Fue hacia donde teníamos el jarro y me trajo un poco de agua en un vaso.
—Bebe. Te serenará.
Sentía que el corazón me palpitaba con fuerza. Me ardía el estómago y el sudor se había vuelto helado en mi espalda.
—Si tienes algún problema —dijo Íñigo—, puedes contármelo. Quisiera ayudarte.
Me levanté. Por primera vez, la proximidad de Íñigo me confortó. Me embargaba tal soledad que cualquier presencia humana resultaba un alivio, después de salir de mis amargos sueños. Entonces deseé hablar. Creo que le conté mi pesadilla. Él hizo una oración y dijo algo sobre los sombríos pensamientos que enturbiaban la paz del alma. Aquellas sencillas palabras me tranquilizaron. Y debí de encontrarme bien, porque expresé espontáneamente mis sentimientos.

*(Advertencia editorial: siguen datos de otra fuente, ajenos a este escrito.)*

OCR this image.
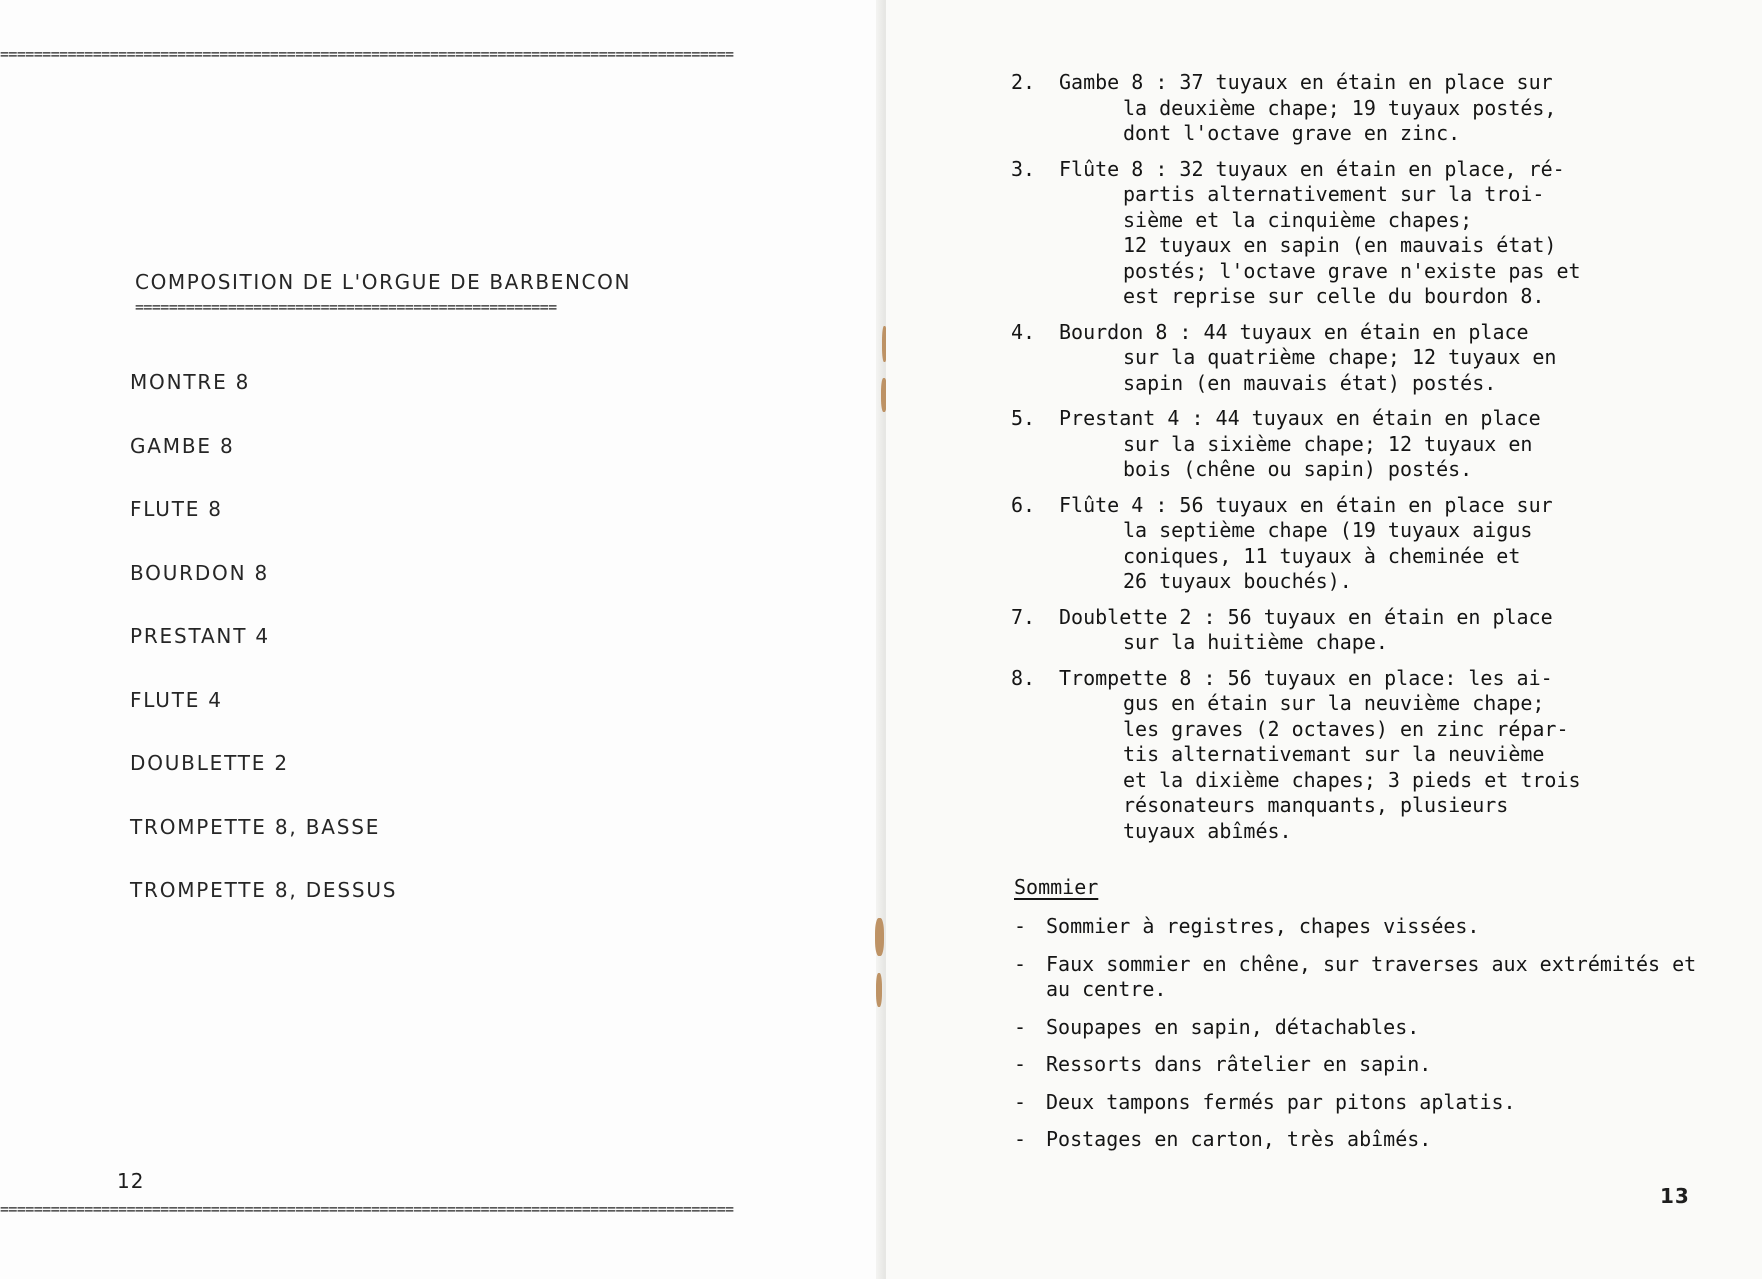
=======================================================================================
COMPOSITION DE L'ORGUE DE BARBENCON
==================================================
MONTRE 8
GAMBE 8
FLUTE 8
BOURDON 8
PRESTANT 4
FLUTE 4
DOUBLETTE 2
TROMPETTE 8, BASSE
TROMPETTE 8, DESSUS
12
=======================================================================================
2. Gambe 8 : 37 tuyaux en étain en place sur
la deuxième chape; 19 tuyaux postés,
dont l'octave grave en zinc.
3. Flûte 8 : 32 tuyaux en étain en place, ré-
partis alternativement sur la troi-
sième et la cinquième chapes;
12 tuyaux en sapin (en mauvais état)
postés; l'octave grave n'existe pas et
est reprise sur celle du bourdon 8.
4. Bourdon 8 : 44 tuyaux en étain en place
sur la quatrième chape; 12 tuyaux en
sapin (en mauvais état) postés.
5. Prestant 4 : 44 tuyaux en étain en place
sur la sixième chape; 12 tuyaux en
bois (chêne ou sapin) postés.
6. Flûte 4 : 56 tuyaux en étain en place sur
la septième chape (19 tuyaux aigus
coniques, 11 tuyaux à cheminée et
26 tuyaux bouchés).
7. Doublette 2 : 56 tuyaux en étain en place
sur la huitième chape.
8. Trompette 8 : 56 tuyaux en place: les ai-
gus en étain sur la neuvième chape;
les graves (2 octaves) en zinc répar-
tis alternativemant sur la neuvième
et la dixième chapes; 3 pieds et trois
résonateurs manquants, plusieurs
tuyaux abîmés.
Sommier
- Sommier à registres, chapes vissées.
- Faux sommier en chêne, sur traverses aux extrémités et au centre.
- Soupapes en sapin, détachables.
- Ressorts dans râtelier en sapin.
- Deux tampons fermés par pitons aplatis.
- Postages en carton, très abîmés.
13
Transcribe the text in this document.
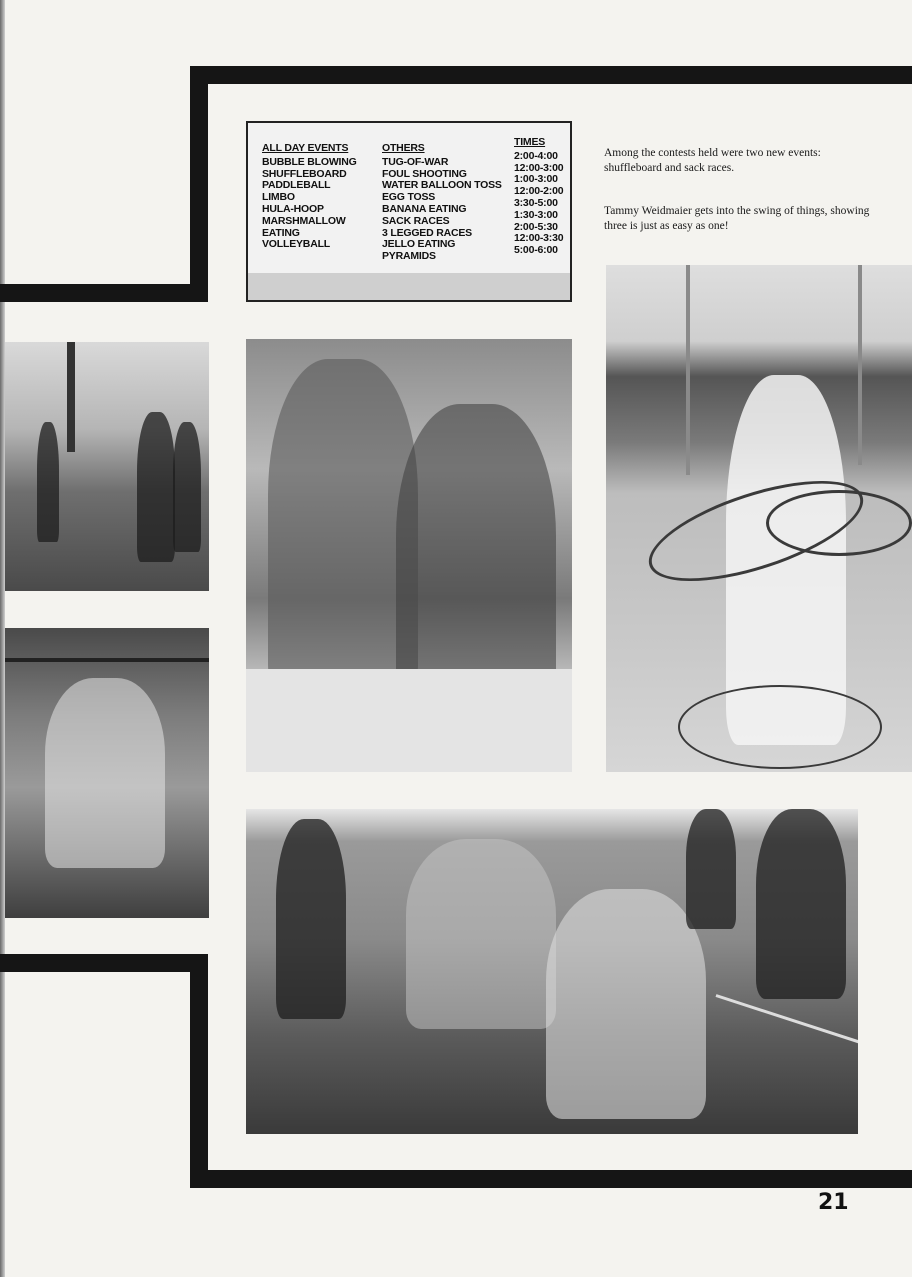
ALL DAY EVENTS
BUBBLE BLOWING
SHUFFLEBOARD
PADDLEBALL
LIMBO
HULA-HOOP
MARSHMALLOW
EATING
VOLLEYBALL
OTHERS
TUG-OF-WAR
FOUL SHOOTING
WATER BALLOON TOSS
EGG TOSS
BANANA EATING
SACK RACES
3 LEGGED RACES
JELLO EATING
PYRAMIDS
TIMES
2:00-4:00
12:00-3:00
1:00-3:00
12:00-2:00
3:30-5:00
1:30-3:00
2:00-5:30
12:00-3:30
5:00-6:00
Among the contests held were two new events: shuffleboard and sack races.
Tammy Weidmaier gets into the swing of things, showing three is just as easy as one!
21
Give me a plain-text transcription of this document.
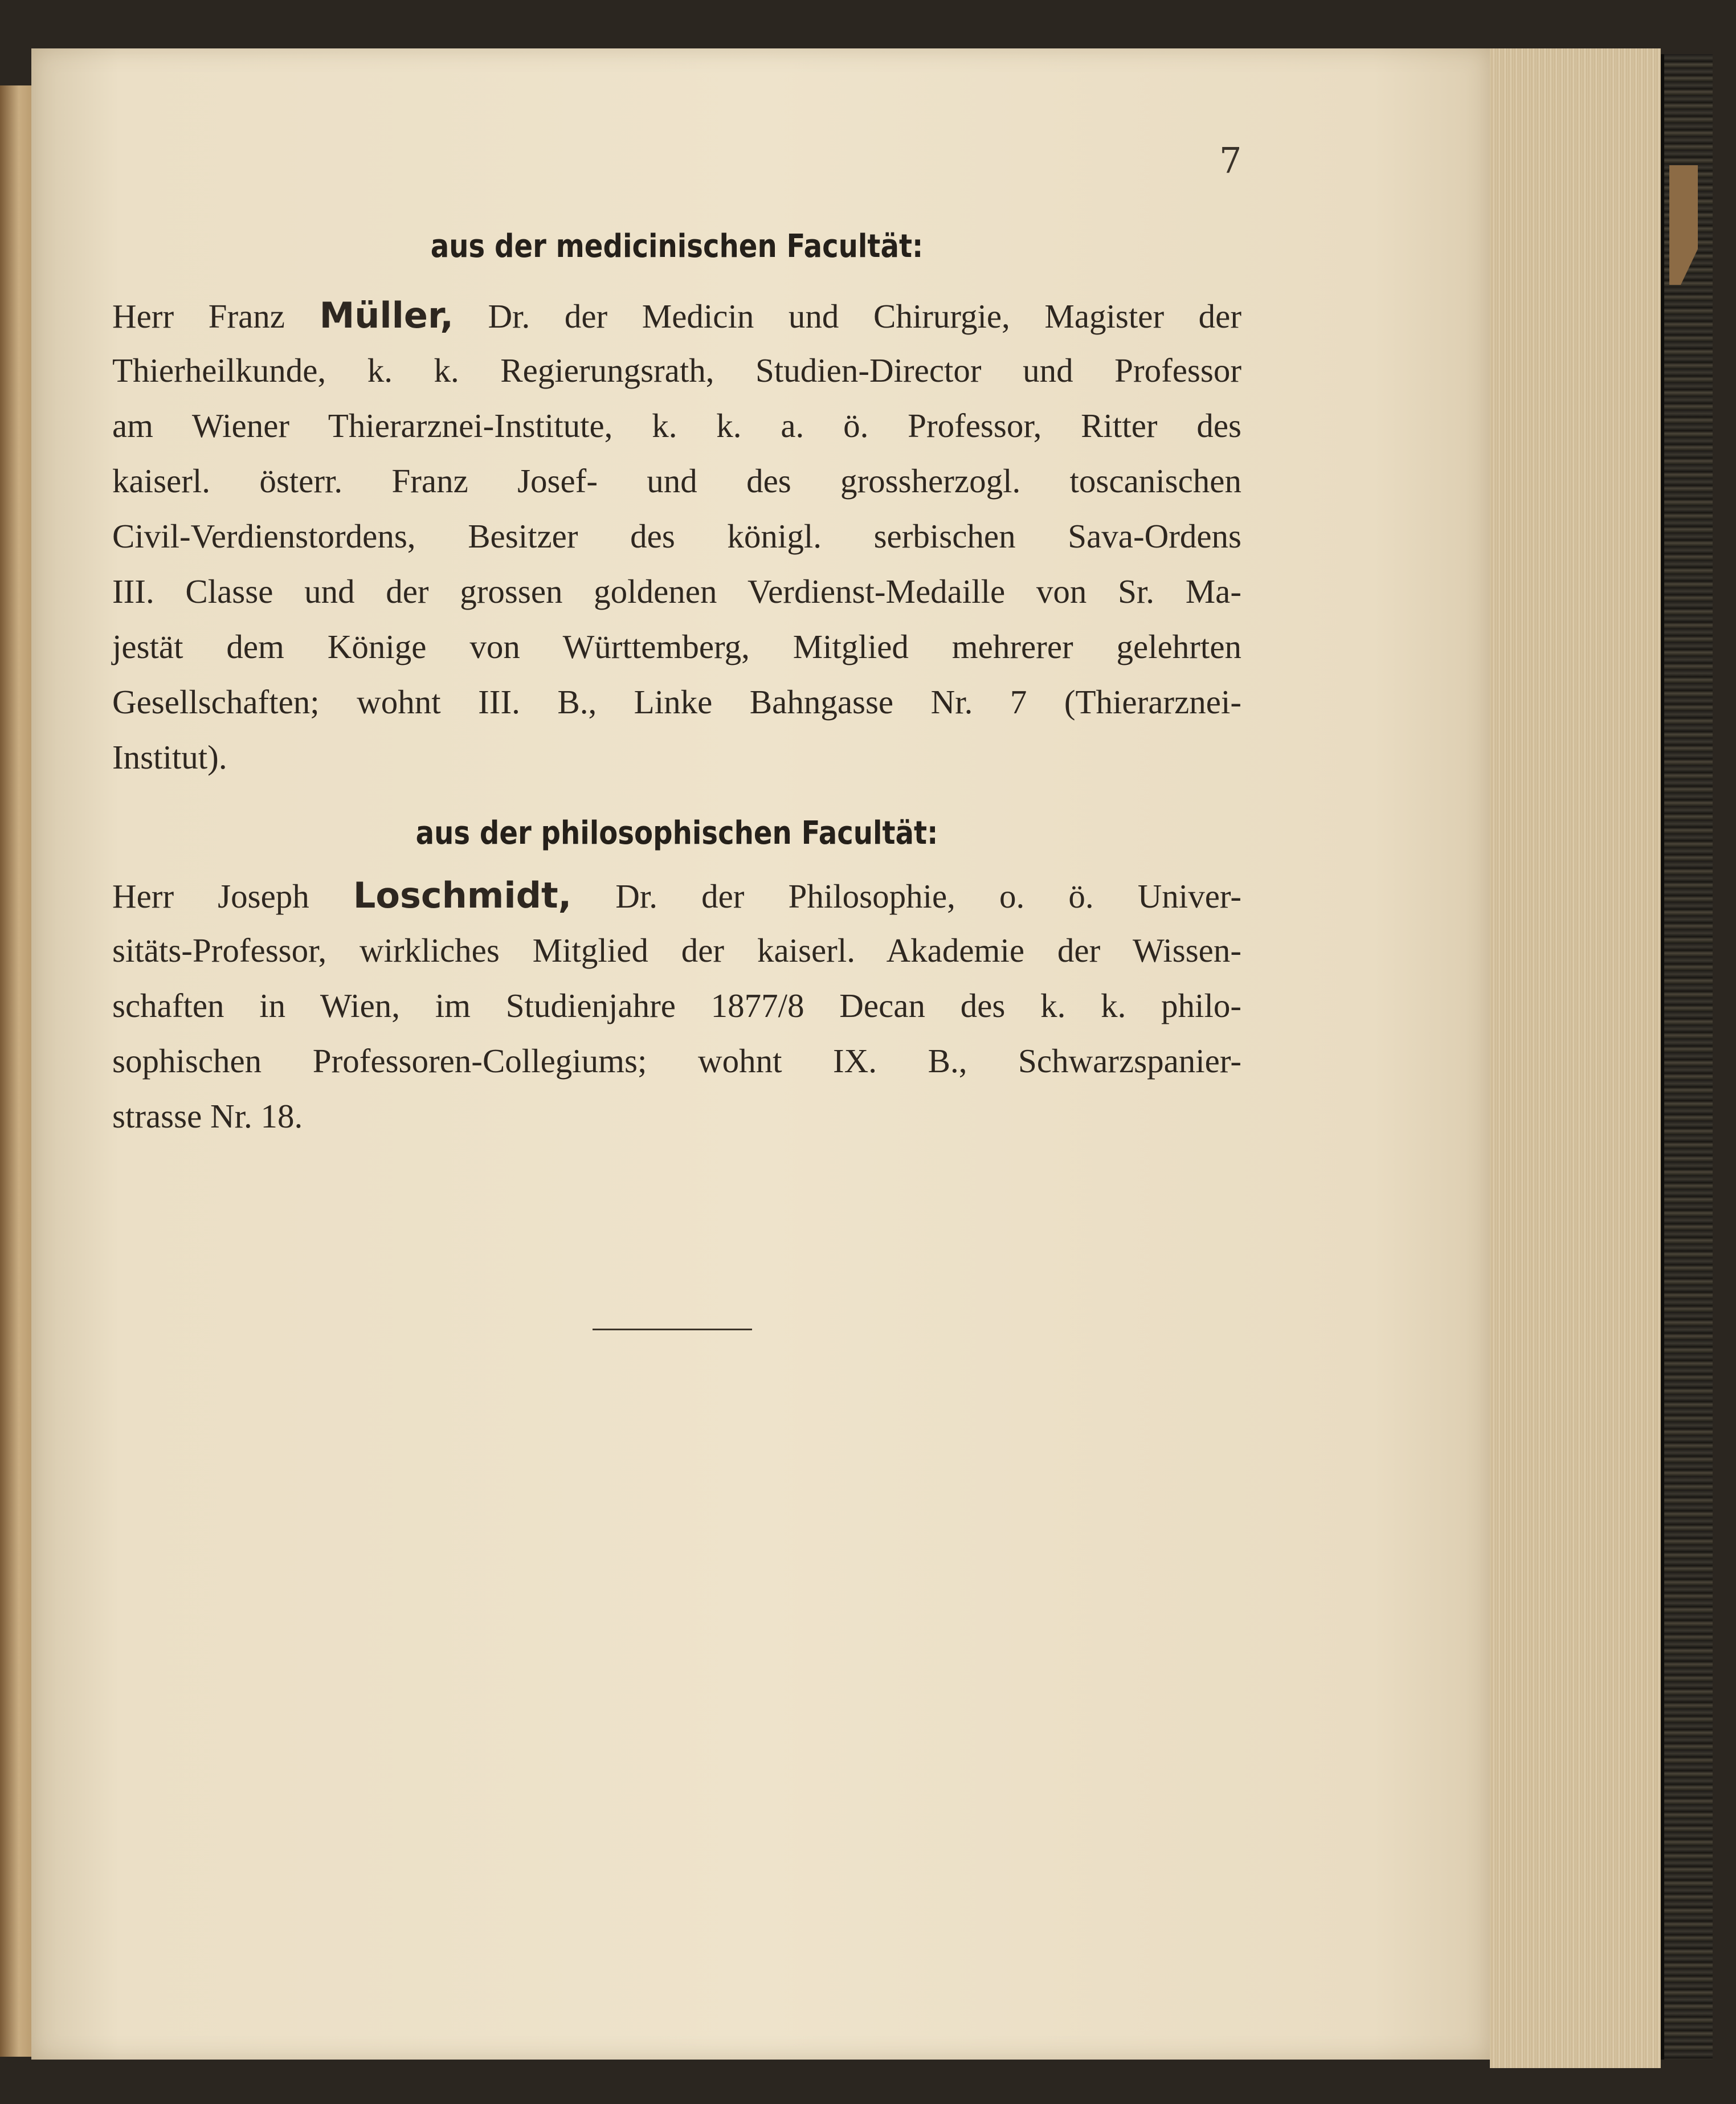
7
aus der medicinischen Facultät:
Herr Franz Müller, Dr. der Medicin und Chirurgie, Magister der
Thierheilkunde, k. k. Regierungsrath, Studien-Director und Professor
am Wiener Thierarznei-Institute, k. k. a. ö. Professor, Ritter des
kaiserl. österr. Franz Josef- und des grossherzogl. toscanischen
Civil-Verdienstordens, Besitzer des königl. serbischen Sava-Ordens
III. Classe und der grossen goldenen Verdienst-Medaille von Sr. Ma-
jestät dem Könige von Württemberg, Mitglied mehrerer gelehrten
Gesellschaften; wohnt III. B., Linke Bahngasse Nr. 7 (Thierarznei-
Institut).
aus der philosophischen Facultät:
Herr Joseph Loschmidt, Dr. der Philosophie, o. ö. Univer-
sitäts-Professor, wirkliches Mitglied der kaiserl. Akademie der Wissen-
schaften in Wien, im Studienjahre 1877/8 Decan des k. k. philo-
sophischen Professoren-Collegiums; wohnt IX. B., Schwarzspanier-
strasse Nr. 18.
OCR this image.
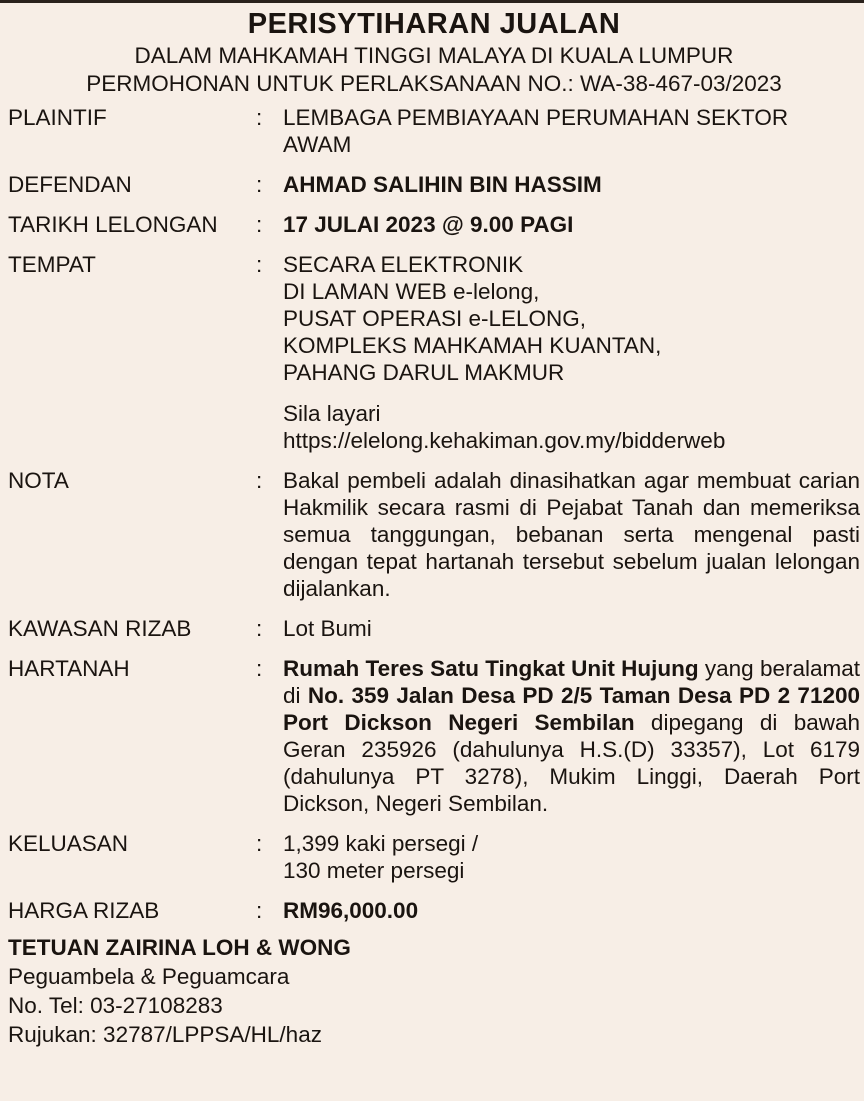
PERISYTIHARAN JUALAN

DALAM MAHKAMAH TINGGI MALAYA DI KUALA LUMPUR

PERMOHONAN UNTUK PERLAKSANAAN NO.: WA-38-467-03/2023

PLAINTIF	: LEMBAGA PEMBIAYAAN PERUMAHAN SEKTOR
AWAM
DEFENDAN	: AHMAD SALIHIN BIN HASSIM
TARIKH LELONGAN	: 17 JULAI 2023 @ 9.00 PAGI
TEMPAT	: SECARA ELEKTRONIK
DI LAMAN WEB e-lelong,
PUSAT OPERASI e-LELONG,
KOMPLEKS MAHKAMAH KUANTAN,
PAHANG DARUL MAKMUR
Sila layari
https://elelong.kehakiman.gov.my/bidderweb
NOTA	: Bakal pembeli adalah dinasihatkan agar membuat carian Hakmilik secara rasmi di Pejabat Tanah dan memeriksa semua tanggungan, bebanan serta mengenal pasti dengan tepat hartanah tersebut sebelum jualan lelongan dijalankan.
KAWASAN RIZAB	: Lot Bumi
HARTANAH	: Rumah Teres Satu Tingkat Unit Hujung yang beralamat di No. 359 Jalan Desa PD 2/5 Taman Desa PD 2 71200 Port Dickson Negeri Sembilan dipegang di bawah Geran 235926 (dahulunya H.S.(D) 33357), Lot 6179 (dahulunya PT 3278), Mukim Linggi, Daerah Port Dickson, Negeri Sembilan.
KELUASAN	: 1,399 kaki persegi /
130 meter persegi
HARGA RIZAB	: RM96,000.00
TETUAN ZAIRINA LOH & WONG
Peguambela & Peguamcara
No. Tel: 03-27108283
Rujukan: 32787/LPPSA/HL/haz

—Últimamente siento cosas que me confunden —dije.
—¿Cosas? ¿Qué cosas?
—Sé que hay algo en mí que es diferente. Lo siento aquí, muy adentro, mas no sé explicar el porqué.
—Habla, trata de contármelo, te hará bien.
—Me siento diferente, sólo eso puedo decir. Noto que no soy el de antes.
En la penumbra, percibí su sonrisa. Me di cuenta de que estaba sumamente agradecido porque al fin yo hiciera un esfuerzo para comunicarme con él. Se puso en pie y juntó las manos entrelazando los dedos, en un natural gesto de satisfacción.
—Veo, amigo Xavier, que hay algo singular en ti. Verdaderamente, eres alguien especial. Pero no alcanzo a distinguir el provecho que eso ha de tener. Sólo Dios Nuestro Señor lo sabrá.